Des électeurs venus voter avec un livre sous le bras. De l'autre côté, de nombreux électeurs de gauche se sont rendus aux urnes avec un livre sous le bras, un pied de nez aux électeurs de Jair Bolsonaro, dont certains s'étaient photographiés votant au premier tour avec une arme. 1984 de George Orwell ou encore Comment meurent les démocraties de Daniel Ziblatt et Steven Levitsky faisaient partie des titres sélectionnés par les électeurs qui, sous les mots clé #LivroSim et #Armanao (Livre oui, arme non), postaient des photos sur les réseaux sociaux.
#LivroSim Votei com Rancière. pic.twitter.com/SyDhqCgaA4
— Marcos Dantas (@marcos__dantas) 28 octobre 2018
Autre livre et autre message, Dias Toffoli, le président de la Cour suprême, s'est rendu aux urnes avec la Constitution. "Le futur président devra respecter les institutions, la démocratie et l'État de droit", a-t-il déclaré. Pour Marcio Coimbra, de l'Université presbytérienne Mackenzie, le Brésil a des garde-fous solides avec "un parquet fort, une Cour suprême forte et un Congrès qui fonctionne".
Une transition rapide. Hospitalisé pendant trois semaines, le mois dernier, après avoir frôlé la mort dans un attentat à l'arme blanche, Jair Bolsonaro a voté dans la matinée à Rio, évitant soigneusement la foule. Accompagné de sa troisième épouse Michelle, il n'a fait aucune déclaration, "pour des raisons de sécurité". Après une dure campagne de l'entre-deux tours, alimentée par des discours de haine et émaillée de violences, le vote s'est toutefois déroulé dans le calme, a confirmé le ministre de la Sécurité publique, Raul Jungmann. Le président sortant Michel Temer a indiqué de son côté que la transition débuterait "dès demain", lundi.

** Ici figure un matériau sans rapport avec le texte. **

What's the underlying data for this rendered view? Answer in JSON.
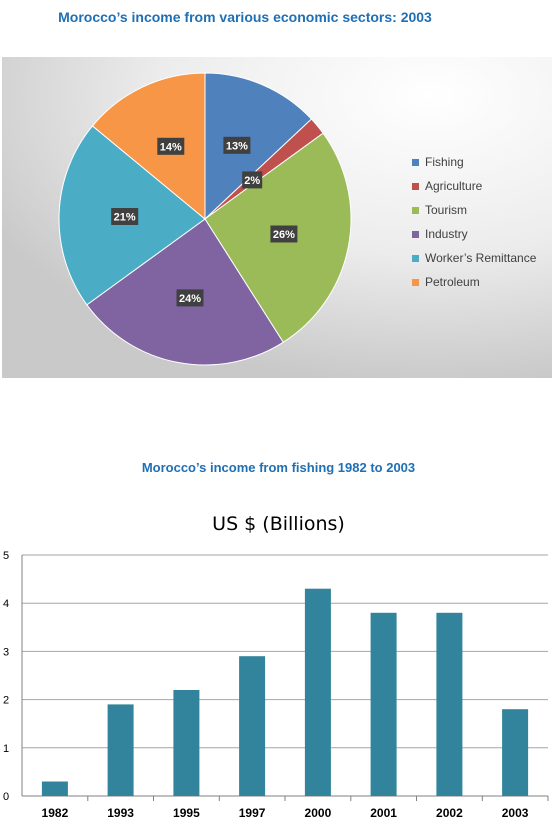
{
  "chart_data": [
    {
      "type": "pie",
      "title": "Morocco’s income from various economic sectors: 2003",
      "labels": [
        "Fishing",
        "Agriculture",
        "Tourism",
        "Industry",
        "Worker’s Remittance",
        "Petroleum"
      ],
      "values": [
        13,
        2,
        26,
        24,
        21,
        14
      ],
      "data_labels": [
        "13%",
        "2%",
        "26%",
        "24%",
        "21%",
        "14%"
      ],
      "colors": [
        "#4f81bd",
        "#c0504d",
        "#9bbb59",
        "#8064a2",
        "#4bacc6",
        "#f79646"
      ],
      "legend_placement": "right"
    },
    {
      "type": "bar",
      "title": "Morocco’s income from fishing 1982 to 2003",
      "subtitle": "US $ (Billions)",
      "categories": [
        "1982",
        "1993",
        "1995",
        "1997",
        "2000",
        "2001",
        "2002",
        "2003"
      ],
      "values": [
        0.3,
        1.9,
        2.2,
        2.9,
        4.3,
        3.8,
        3.8,
        1.8
      ],
      "ylim": [
        0,
        5
      ],
      "yticks": [
        "0",
        "1",
        "2",
        "3",
        "4",
        "5"
      ],
      "bar_color": "#31849b",
      "grid": true
    }
  ]
}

Crise économique, corruption et défiance. Dans un pays miné par une violence record, le marasme économique, une corruption endémique et une crise de confiance aiguë dans la classe politique, Jair Bolsonaro a réussi à s'imposer comme l'homme à poigne dont le Brésil aurait besoin. Catholique défenseur de la famille traditionnelle, il a reçu le soutien crucial des puissantes églises évangéliques et a indigné, par ses déclarations outrancières, une bonne partie des Noirs, des femmes et des membres de la communauté LGBT.
Fernando Haddad, 55 ans, avait pour sa part promis de "rendre le Brésil heureux de nouveau" comme sous les mandats de Lula dans les années de croissance (2003-2010). Mais il n'a pas fait l'autocritique du PT, jugé responsable par beaucoup des plaies actuelles du pays, notamment la corruption.